The N.C. Supreme Court last month gave opponents of Internet sweepstakes cafes in North Carolina something that no other court has provided: The power to shut ’em down.
It’s hard to find much good to say about the cafes. They supposedly sell Internet time to customers who are far more interested in stepping up to the provided computers and taking their chances on sweepstakes games. Sweepstakes are little more than video gambling, no matter how the games are marketed.
But even as we celebrate the Supreme Court’s ruling against the cafes, we have to agree with Rocky Mount Councilman W.B. Bullock, who spoke this week to Telegram staff writer John Henderson about the games.
“I believe (the cafes are closing),” Bullock told Henderson, “when I see the padlocks.”
Even as the N.C. Attorney General’s office was preparing instructions for North Carolina sheriffs to begin enforcing the ban, Internet cafe operators were scrambling to load new software in hopes of steering around the letter of the law.

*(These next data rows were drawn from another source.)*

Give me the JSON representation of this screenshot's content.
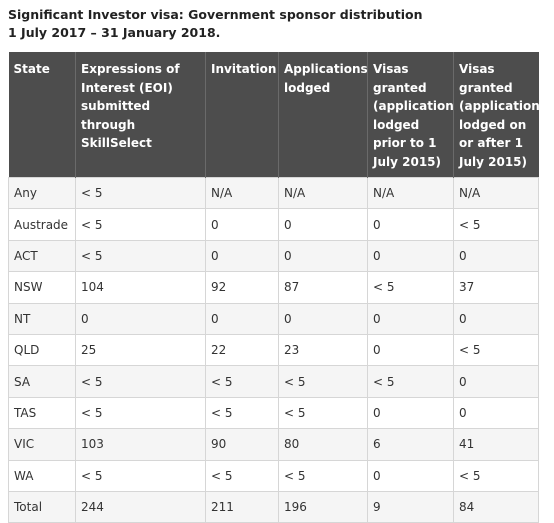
{
  "title": {
    "line1": "Significant Investor visa: Government sponsor distribution",
    "line2": "1 July 2017 – 31 January 2018."
  },
  "table": {
    "headers": [
      "State",
      "Expressions of Interest (EOI) submitted through SkillSelect",
      "Invitation",
      "Applications lodged",
      "Visas granted (application lodged prior to 1 July 2015)",
      "Visas granted (application lodged on or after 1 July 2015)"
    ],
    "rows": [
      [
        "Any",
        "< 5",
        "N/A",
        "N/A",
        "N/A",
        "N/A"
      ],
      [
        "Austrade",
        "< 5",
        "0",
        "0",
        "0",
        "< 5"
      ],
      [
        "ACT",
        "< 5",
        "0",
        "0",
        "0",
        "0"
      ],
      [
        "NSW",
        "104",
        "92",
        "87",
        "< 5",
        "37"
      ],
      [
        "NT",
        "0",
        "0",
        "0",
        "0",
        "0"
      ],
      [
        "QLD",
        "25",
        "22",
        "23",
        "0",
        "< 5"
      ],
      [
        "SA",
        "< 5",
        "< 5",
        "< 5",
        "< 5",
        "0"
      ],
      [
        "TAS",
        "< 5",
        "< 5",
        "< 5",
        "0",
        "0"
      ],
      [
        "VIC",
        "103",
        "90",
        "80",
        "6",
        "41"
      ],
      [
        "WA",
        "< 5",
        "< 5",
        "< 5",
        "0",
        "< 5"
      ],
      [
        "Total",
        "244",
        "211",
        "196",
        "9",
        "84"
      ]
    ]
  }
}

That has been standard operating procedure for the cafes for much of the past five years. A court rules one way. A lawyer refines the operation to comply with the latest ruling. The sweepstakes cafes are back in business.
We’d like to think the ruling from on high will put an end to the legal maneuvering, but there’s little reason to be so optimistic. The games prey on folks who desperately lay down their money in hopes of a big payday. Sadly, there’s no shortage of patrons, it seems.
Rocky Mount has joined other cities that collect licensing fees from the businesses for each machine in such an establishment. Barring strong enforcement of the Supreme Court ban, taxing the operations seems the best weapon to stop their spread.